Size: 9 ½ - 10 ½ inches (24-27 cm)

Habitat: Asia and Australia; this species is a long-distance migrant that largely travels along the coast making few stopovers but utilizing different routes in the autumn and the spring. It breeds from late-May to late-June, departing the breeding grounds in July and arriving on the wintering grounds between August and October. The return migration to the breeding grounds takes place from March to April although juvenile non-breeders often remain in the tropical parts of the wintering range for the breeding season. The species forages in large flocks of one hundred to several thousand at favored sites on passage, but during the winter it typically forages in small groups. The species breeds on gravelly areas covered with lichen and patches of herbs, heather, Empetrum spp., Dryas spp. and Vaccinium spp., or alternatively on areas with a continuous layer of lichen and scattered stunted larch Larix spp. or dwarf pine Pinus pumila. It occurs on plateaus or gentle slopes with montane tundra in the subarctic at heights of 300-1,600 m. Non-breeding In its wintering range the species occurs in sheltered coastal habitats such as inlets, bays, harbors, estuaries and lagoons with large intertidal mud and sandflats, oceanic sandy beaches with nearby mudflats, sandy spits and islets, muddy shorelines with mangroves and occasionally exposed reefs or rock platforms. It roosts in refuges such as shallow water in sheltered sites, on coastal dunes or on saltflats amongst mangroves during high tides. On passage the species stages in estuaries and on intertidal mudflats.
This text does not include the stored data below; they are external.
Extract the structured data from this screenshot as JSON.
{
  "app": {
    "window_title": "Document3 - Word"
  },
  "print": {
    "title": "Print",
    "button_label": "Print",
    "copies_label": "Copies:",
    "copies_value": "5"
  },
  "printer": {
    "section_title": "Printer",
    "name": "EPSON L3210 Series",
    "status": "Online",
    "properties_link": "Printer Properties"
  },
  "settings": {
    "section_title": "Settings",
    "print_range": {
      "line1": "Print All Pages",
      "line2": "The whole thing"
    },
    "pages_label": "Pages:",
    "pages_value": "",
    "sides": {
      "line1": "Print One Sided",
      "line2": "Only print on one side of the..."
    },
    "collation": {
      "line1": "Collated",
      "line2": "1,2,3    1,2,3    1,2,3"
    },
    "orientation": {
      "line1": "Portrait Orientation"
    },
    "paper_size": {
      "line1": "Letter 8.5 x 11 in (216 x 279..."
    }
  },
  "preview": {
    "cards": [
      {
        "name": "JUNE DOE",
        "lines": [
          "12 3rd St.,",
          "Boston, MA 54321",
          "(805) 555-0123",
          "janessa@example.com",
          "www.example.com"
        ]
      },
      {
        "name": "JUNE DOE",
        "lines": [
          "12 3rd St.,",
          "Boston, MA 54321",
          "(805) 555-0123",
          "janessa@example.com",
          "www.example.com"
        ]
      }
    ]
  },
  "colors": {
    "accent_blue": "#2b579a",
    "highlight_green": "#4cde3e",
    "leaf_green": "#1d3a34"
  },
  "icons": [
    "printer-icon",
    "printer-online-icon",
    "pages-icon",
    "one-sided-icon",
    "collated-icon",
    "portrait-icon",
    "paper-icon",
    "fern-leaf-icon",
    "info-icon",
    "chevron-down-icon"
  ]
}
Status: Least Concern. Global population: 380,000 - 390,000. While this species is not officially “threatened” there are threats… In the Chinese, North Korean and South Korean regions of the Yellow Sea (a major stopover area) the species is threatened by the degradation and loss of wetland habitats through environmental pollution (e.g. oil contamination of intertidal mudflats), reduced river flows and human disturbance (e.g. from off-road vehicles, tourists and hunters).

Great Knot are listed as threatened on the Victorian Flora and Fauna Guarantee Act (1988) and endangered on the 2007 advisory list of threatened vertebrate fauna in Victoria, in Australia.

Diet: Diet depends on the breeding cycle. Breeding adults diet consists predominantly of plant material such as berries (Empetrum nigrum) and pine kernels of dwarf pines (Pinus pumilla). Small chicks feed exclusively on insects and spiders. Non-breeding Knots during the winter and on passage the species takes bivalves up to 36 mm long from intertidal mudflats as well as gastropods, crustaceans (such as crabs and shrimps), annelid worms and echinoderms (such as sea cucumbers) These birds forage on mudflats and beaches, probing or picking up food by sight.

Nesting: Nests may be an open depression in moss, but very few nests have been found

Cool Facts: It is the largest of the calidrid species.